Théry Albane, Wang Yuxuan, Dvoriashyna Mariia, Eloy Christophe, Elias Florence, Lauga Eric
Department of Applied Mathematics and Theoretical Physics, University of Cambridge, Cambridge CB3 0WA, UK.
Université de Paris, CNRS UMR 7057, Laboratoire Matière et Systèmes Complexes MSC, F-75006 Paris, France.
Soft Matter. 2021 May 12;17(18):4857-4873. doi: 10.1039/d0sm02207a.

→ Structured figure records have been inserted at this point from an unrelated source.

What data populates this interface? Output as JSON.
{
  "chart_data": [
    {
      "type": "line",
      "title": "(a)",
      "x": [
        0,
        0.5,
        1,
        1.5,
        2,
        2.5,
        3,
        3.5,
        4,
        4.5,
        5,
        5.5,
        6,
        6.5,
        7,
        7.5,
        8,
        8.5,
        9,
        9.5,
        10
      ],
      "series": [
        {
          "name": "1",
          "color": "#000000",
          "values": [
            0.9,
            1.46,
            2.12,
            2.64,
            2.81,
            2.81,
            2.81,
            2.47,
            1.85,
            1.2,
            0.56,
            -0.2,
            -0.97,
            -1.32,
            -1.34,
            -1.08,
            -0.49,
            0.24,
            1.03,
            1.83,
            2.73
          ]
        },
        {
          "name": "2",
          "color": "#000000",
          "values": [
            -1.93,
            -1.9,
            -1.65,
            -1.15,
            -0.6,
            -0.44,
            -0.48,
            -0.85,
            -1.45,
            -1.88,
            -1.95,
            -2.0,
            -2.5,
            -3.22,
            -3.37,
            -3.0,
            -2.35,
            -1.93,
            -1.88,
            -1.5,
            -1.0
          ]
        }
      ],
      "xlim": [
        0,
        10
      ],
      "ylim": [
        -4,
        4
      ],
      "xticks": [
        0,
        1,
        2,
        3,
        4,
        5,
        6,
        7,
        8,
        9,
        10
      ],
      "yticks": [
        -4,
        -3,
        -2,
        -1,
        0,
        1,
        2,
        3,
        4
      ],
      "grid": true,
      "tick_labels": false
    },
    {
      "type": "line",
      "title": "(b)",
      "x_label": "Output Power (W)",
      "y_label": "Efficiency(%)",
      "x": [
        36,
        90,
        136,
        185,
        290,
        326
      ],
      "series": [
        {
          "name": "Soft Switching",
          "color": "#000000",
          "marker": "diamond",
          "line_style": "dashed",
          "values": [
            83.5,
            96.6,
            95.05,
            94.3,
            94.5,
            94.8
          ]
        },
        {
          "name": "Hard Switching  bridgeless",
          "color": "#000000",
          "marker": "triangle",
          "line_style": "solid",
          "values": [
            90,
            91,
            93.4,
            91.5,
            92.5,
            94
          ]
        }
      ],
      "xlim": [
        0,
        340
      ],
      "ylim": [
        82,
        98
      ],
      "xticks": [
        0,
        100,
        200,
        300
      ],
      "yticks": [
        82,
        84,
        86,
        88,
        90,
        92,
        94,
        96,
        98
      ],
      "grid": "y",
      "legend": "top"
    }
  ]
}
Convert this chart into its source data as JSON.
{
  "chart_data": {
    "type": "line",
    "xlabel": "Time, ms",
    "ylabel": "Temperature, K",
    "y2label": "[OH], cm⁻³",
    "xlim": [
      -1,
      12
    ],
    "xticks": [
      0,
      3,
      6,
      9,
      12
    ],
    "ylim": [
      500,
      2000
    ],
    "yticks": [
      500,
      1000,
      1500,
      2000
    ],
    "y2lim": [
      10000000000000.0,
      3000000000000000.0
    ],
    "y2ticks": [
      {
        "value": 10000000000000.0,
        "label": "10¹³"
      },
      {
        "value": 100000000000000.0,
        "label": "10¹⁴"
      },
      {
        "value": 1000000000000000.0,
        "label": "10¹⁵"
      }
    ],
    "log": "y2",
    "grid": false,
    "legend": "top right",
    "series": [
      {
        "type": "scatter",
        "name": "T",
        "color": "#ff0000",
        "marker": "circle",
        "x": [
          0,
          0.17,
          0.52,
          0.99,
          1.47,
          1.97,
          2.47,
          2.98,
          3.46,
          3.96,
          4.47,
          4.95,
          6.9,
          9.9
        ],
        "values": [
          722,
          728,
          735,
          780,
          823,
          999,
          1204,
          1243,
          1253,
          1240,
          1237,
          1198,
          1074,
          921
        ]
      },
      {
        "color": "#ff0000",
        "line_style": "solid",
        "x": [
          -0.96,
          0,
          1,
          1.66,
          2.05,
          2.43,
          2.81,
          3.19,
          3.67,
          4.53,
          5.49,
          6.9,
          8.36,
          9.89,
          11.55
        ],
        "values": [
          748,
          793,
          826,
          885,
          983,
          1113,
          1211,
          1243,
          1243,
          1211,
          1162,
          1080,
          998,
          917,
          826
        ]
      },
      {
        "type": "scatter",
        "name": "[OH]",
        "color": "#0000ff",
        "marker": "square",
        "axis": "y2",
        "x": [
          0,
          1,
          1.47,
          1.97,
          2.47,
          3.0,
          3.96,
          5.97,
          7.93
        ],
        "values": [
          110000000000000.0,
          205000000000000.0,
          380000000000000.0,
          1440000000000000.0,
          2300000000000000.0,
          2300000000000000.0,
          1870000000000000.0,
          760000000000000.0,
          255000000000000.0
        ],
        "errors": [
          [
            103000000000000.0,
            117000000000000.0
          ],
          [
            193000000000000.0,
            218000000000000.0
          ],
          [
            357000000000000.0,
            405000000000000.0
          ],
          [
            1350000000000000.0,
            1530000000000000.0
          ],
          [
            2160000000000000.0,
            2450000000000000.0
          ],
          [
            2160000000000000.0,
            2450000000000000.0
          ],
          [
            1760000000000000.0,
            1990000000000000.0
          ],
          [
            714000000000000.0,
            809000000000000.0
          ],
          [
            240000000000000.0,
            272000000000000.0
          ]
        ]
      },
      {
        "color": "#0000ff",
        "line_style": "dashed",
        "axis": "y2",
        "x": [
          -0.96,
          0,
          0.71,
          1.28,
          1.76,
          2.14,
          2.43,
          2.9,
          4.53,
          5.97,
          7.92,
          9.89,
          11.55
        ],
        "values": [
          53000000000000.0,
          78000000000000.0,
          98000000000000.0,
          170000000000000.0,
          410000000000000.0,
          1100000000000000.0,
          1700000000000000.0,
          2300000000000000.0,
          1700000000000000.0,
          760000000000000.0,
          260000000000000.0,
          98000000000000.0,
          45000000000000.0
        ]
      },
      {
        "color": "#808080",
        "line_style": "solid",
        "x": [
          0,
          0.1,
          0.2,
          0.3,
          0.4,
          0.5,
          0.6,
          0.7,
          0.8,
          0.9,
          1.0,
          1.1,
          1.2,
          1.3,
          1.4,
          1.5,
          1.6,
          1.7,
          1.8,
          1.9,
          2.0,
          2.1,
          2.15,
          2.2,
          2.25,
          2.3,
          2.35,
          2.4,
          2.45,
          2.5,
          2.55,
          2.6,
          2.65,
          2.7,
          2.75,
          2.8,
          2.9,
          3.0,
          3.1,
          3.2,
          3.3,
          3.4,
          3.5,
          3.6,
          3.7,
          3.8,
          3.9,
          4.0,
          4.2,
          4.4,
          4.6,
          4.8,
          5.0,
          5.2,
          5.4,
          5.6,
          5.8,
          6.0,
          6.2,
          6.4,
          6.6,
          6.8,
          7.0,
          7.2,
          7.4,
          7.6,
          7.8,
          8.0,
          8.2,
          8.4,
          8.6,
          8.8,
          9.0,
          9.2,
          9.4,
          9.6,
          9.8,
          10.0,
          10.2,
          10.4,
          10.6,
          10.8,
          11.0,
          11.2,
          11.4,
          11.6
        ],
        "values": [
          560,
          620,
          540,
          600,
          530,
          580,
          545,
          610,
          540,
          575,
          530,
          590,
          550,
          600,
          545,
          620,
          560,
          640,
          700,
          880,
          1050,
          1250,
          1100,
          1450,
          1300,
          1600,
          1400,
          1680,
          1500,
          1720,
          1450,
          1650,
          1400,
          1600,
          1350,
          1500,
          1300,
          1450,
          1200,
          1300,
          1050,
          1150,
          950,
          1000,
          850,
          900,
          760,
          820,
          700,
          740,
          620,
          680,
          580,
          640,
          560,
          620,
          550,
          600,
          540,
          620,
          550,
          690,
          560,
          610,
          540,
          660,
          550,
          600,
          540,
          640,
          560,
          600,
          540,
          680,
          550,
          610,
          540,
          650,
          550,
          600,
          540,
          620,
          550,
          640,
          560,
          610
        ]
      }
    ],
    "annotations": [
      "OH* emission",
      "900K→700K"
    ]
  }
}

Motivated by recent experiments demonstrating that motile algae get trapped in draining foams, we study the trajectories of microorganisms confined in model foam channels (section of a Plateau border). We track single Chlamydomonas reinhardtii cells confined in a thin three-circle microfluidic chamber and show that their spatial distribution exhibits strong corner accumulation. Using empirical scattering laws observed in previous experiments (scattering with a constant scattering angle), we next develop a two-dimension geometrical model and compute the phase space of trapped and periodic trajectories of swimmers inside a three-circles billiard. We find that the majority of cell trajectories end up in a corner, providing a geometrical mechanism for corner accumulation. Incorporating the distribution of scattering angles observed in our experiments and including hydrodynamic interactions between the cells and the surfaces into the geometrical model enables us to reproduce the experimental probability density function of micro-swimmers in microfluidic chambers. Both our experiments and models demonstrate therefore that motility leads generically to trapping in complex geometries.
受近期实验(该实验表明游动藻类会被困在排水泡沫中)的启发,我们研究了限制在模型泡沫通道(普拉托边界的一部分)中的微生物的轨迹。我们追踪了限制在一个薄的三圆微流体腔室中的单个莱茵衣藻细胞,并表明它们的空间分布呈现出强烈的角落聚集现象。利用在先前实验中观察到的经验散射定律(以恒定散射角散射),我们接下来建立了一个二维几何模型,并计算了三圆台球内被困和周期性轨迹的相空间。我们发现大多数细胞轨迹最终会到达一个角落,这为角落聚集提供了一种几何机制。将我们实验中观察到的散射角分布纳入,并将细胞与表面之间的流体动力相互作用纳入几何模型,这使我们能够重现微流体腔室中微游泳者的实验概率密度函数。因此,我们的实验和模型都表明,运动性通常会导致在复杂几何形状中被困。